Gaza : Les hôpitaux au bord de l’effondrement, faute de matériel médical essentiel
Dans les couloirs des hôpitaux encore en activité dans l’enclave palestinienne, les médecins tentent l’impossible. Aucun des établissements de santé à Gaza ne peut fonctionner à pleine capacité. Selon l’Organisation mondiale de la santé (OMS), 53 % des hôpitaux et 58 % des centres de santé sont opérationnels, mais partiellement.
Le manque de médicaments et de fournitures médicales cruciales, comme les concentrateurs d’oxygène, est l’une des raisons de cette situation. « Sans concentrateurs d’oxygène, soyons honnêtes, ce sont des patients gravement malades qui meurent. Et sans matériel orthopédique, les chirurgiens ne peuvent pas traiter correctement les bless », a déclaré Reinhilde Van De Weerdt, représentante de l’OMS dans les Territoires palestiniens occupés, lors d’un point de presse à Genève.
En Jordanie, un hôpital préfabriqué attend depuis des mois d’entrer à Gaza avec du matériel de laboratoire, des réactifs, des concentrateurs d’oxygène et du matériel orthopédique. « Ce ne sont pas des produits de luxe, ce sont des articles essentiels », a insisté la Dre Van De Weerdt. L’absence d’équipements de laboratoire empêche le diagnostic des maladies, rendant le système de santé, déjà fragile, encore plus vulnérable.

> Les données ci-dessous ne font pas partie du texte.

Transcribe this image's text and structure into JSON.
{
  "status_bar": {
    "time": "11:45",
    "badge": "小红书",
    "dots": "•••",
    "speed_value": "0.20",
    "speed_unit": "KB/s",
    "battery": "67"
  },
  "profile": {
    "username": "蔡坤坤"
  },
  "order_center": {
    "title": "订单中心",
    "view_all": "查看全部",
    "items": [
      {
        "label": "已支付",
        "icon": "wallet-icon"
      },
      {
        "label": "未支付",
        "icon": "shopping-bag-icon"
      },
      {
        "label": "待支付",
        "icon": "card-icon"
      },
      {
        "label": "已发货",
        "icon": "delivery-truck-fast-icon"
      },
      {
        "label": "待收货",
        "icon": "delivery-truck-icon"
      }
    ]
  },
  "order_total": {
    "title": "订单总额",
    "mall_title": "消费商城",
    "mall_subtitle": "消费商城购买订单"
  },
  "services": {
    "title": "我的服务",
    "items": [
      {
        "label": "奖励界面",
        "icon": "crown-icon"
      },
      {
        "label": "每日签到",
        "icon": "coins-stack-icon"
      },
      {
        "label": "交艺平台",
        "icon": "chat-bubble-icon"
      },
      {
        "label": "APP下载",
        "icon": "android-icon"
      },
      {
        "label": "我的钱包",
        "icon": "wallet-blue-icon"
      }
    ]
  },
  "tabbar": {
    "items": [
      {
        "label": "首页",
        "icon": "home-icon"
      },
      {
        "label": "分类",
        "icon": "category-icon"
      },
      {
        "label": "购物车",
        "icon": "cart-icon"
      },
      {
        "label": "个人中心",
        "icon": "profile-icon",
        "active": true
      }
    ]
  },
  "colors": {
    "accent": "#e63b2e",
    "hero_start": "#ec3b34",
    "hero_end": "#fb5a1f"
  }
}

L’OMS a également souligné que certaines fournitures médicales sont classées par Israël comme des biens à double usage, pouvant être détournées à des fins militaires. Ce classement doit changer, selon Mme Van De Weerdt, car ces fournitures sont reconnues internationalement comme du matériel sanitaire.
Actuellement, plus de 43 000 personnes à Gaza, dont 10 000 enfants, nécessitent des soins de rééducation, des prothèses et des dispositifs d’assistance à long terme. Cependant, seulement 5 000 amputés ont pu obtenir des prothèses, qui sont également considérées comme des articles à double usage. « Une personne amputée a besoin d’une chirurgie corrective pour s’asr que la prothèse puisse être ajustée correctement. Cette chirurgie ne peut pas être pratiquée à Gaza », a-t-elle ajouté.

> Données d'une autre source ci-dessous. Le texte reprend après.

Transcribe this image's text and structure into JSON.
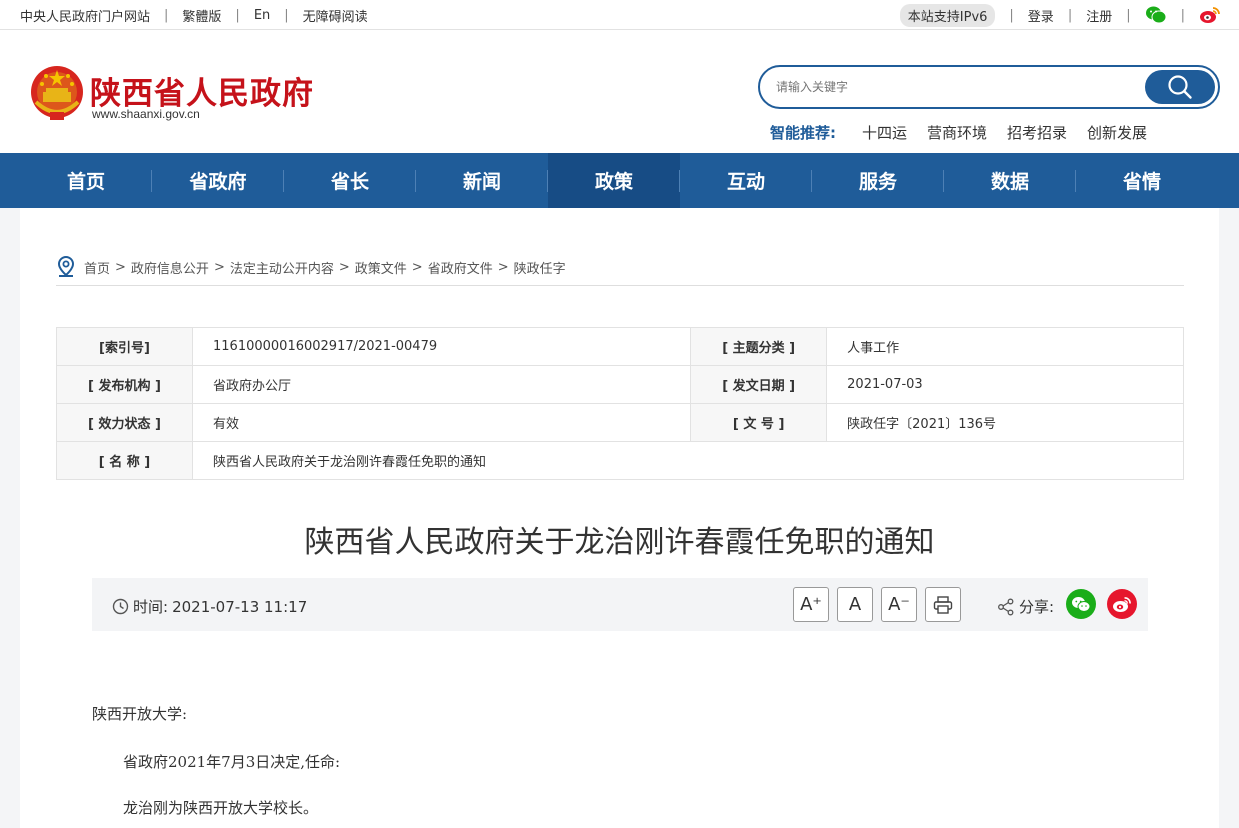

Les pénuries de matériel médical se produisent dans un contexte d’attaques répétées contre les infrastructures médicales. L’OMS a recensé 22 attaques contre les services de santé à Gaza cette année. Malgré le cessez-le-feu d’octobre 2025, la violence a continué, avec au moins 880 personnes tuées et 2 600 blessées depuis lors.
Dans ce climat de violence, les maladies se multiplient, notamment les infections respiratoires et les maladies d’origine hydrique, aggravées par des conditions de vie dégradées et un accès limité à l’eau. Les traumatismes physiques et psychologiques touchent plus d’un million de personnes, pesant sur les générations futures.
De son côté, l’Agence de l’ONU pour les réfugiés palestiniens (UNRWA) a déploré des restrictions qui l’empêchent d’acheminer des médicaments à Gaza et en Cisjordanie, tout en ayant perdu deux de ses centres de santé à Jérusalem-Est. Près de 400 membres du personnel de l’agence ont été tués pendant le conflit, et beaucoup d’autres continuent de travailler dans des conditions difficiles.
L’UNRWA a rapporté que certains employés vivent encore sous des tentes, exprimant un sentiment d’abandon face à la crise persistante.